Points 1 and 2 were considered fatal flaws - if an article failed to meet any of these criteria then it was rejected on methodology and not passed on for clinical assessment.
B. Clinical judgement
1. Were the outcomes true or substitute?
2. Was the follow-up time period appropriate?
3. Was the outcome clinically significant?
Review/ overview/ meta-analyses grid
A. Methodological judgement
1. Were appropriate search methods used?
Did the reviewers use at least one electronic database or carry out a hand search plus either experts advice or citation searches?
2. Were appropriate selection criteria used?
Descriptions of original papers should include: blinding of patients, blinding of investigators, study type - do they fit in with our methodological criteria?
3. How many papers were included?
4. Were the sizes of individual studies considered ?
Meta-analysis should weight conclusions according to the sample size of the included studies.
5. Were the papers appropriate to combine?
Were they using the same populations?
Were they looking at the same endpoints?
6. Which outcomes were looked at?
List them.
If a review did not have a clear method section it was rejected for our evidence review. However the reference sections were checked as a supplementary search strategy.
B. Clinical judgement
1. Were these outcomes true or substitute?
2. What was the author's conclusion?
Does this follow directly from the data in the review?
3. Is this clinically important?
References
Bailar, J.C. and Mosteller, F. (1988) Guidelines for statistical reporting in articles for medical journals. Amplifications and explanations. Annals of Internal Medicine 108:266-273.
Detsky, A.S. and Sackett, D.L. (1985) When was a negative clinical trial big enough? How many patients you needed depends on what you found. Archives of Internal Medicine 145:709-712.

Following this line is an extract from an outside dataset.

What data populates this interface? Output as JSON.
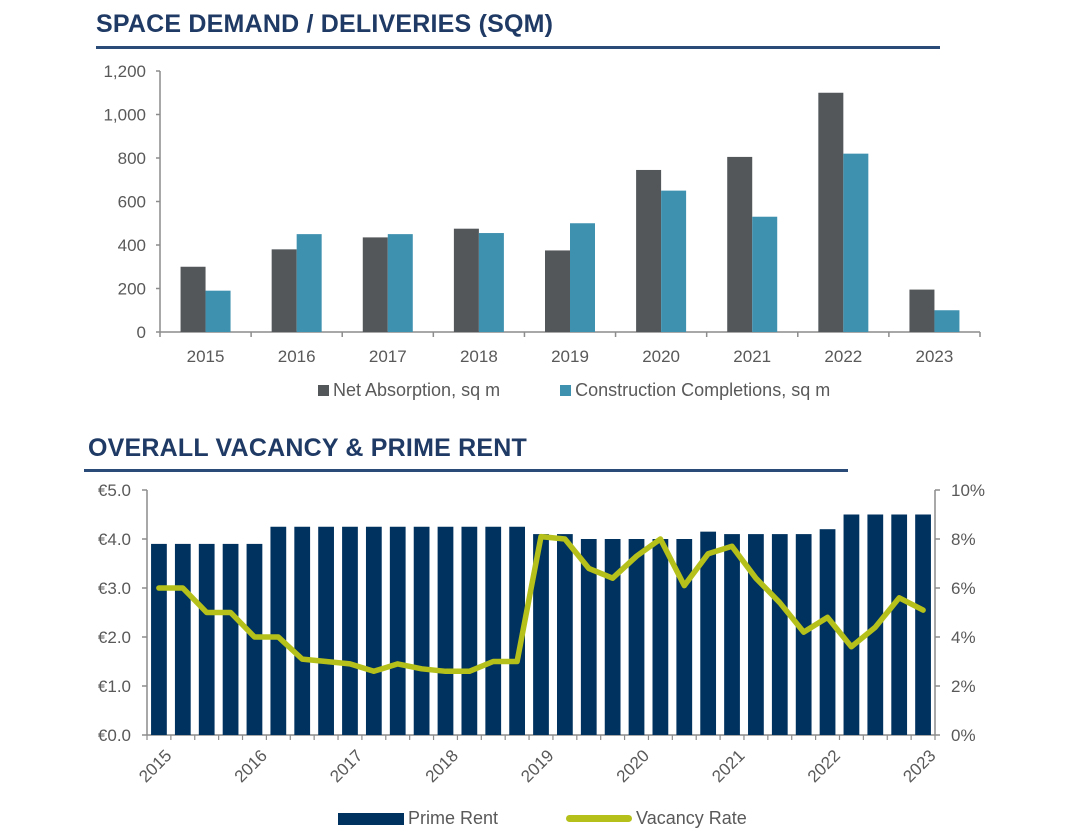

Guyatt, G.H., Sackett, D.L. and Cook, D.J. (1994) Users' guides to the medical literature. II: How to use an article about therapy or prevention. B. What were the results and will they help me in caring for my patients? Journal of the American Medical Association 271:59-63.
Kleijnen, J., Knipschild, P. and ter Riet, G. (1991) Clinical trials of homoeopathy. British Medical Journal 302:316-323.
Koes, B.W., Bouter, L.M., Beckerman, H., van der heijden, G.J.M.G. and Knipschild, P.G. (1991) Physiotherapy exercises and back pain: a blinded review. British Medical Journal 302:1572-1576.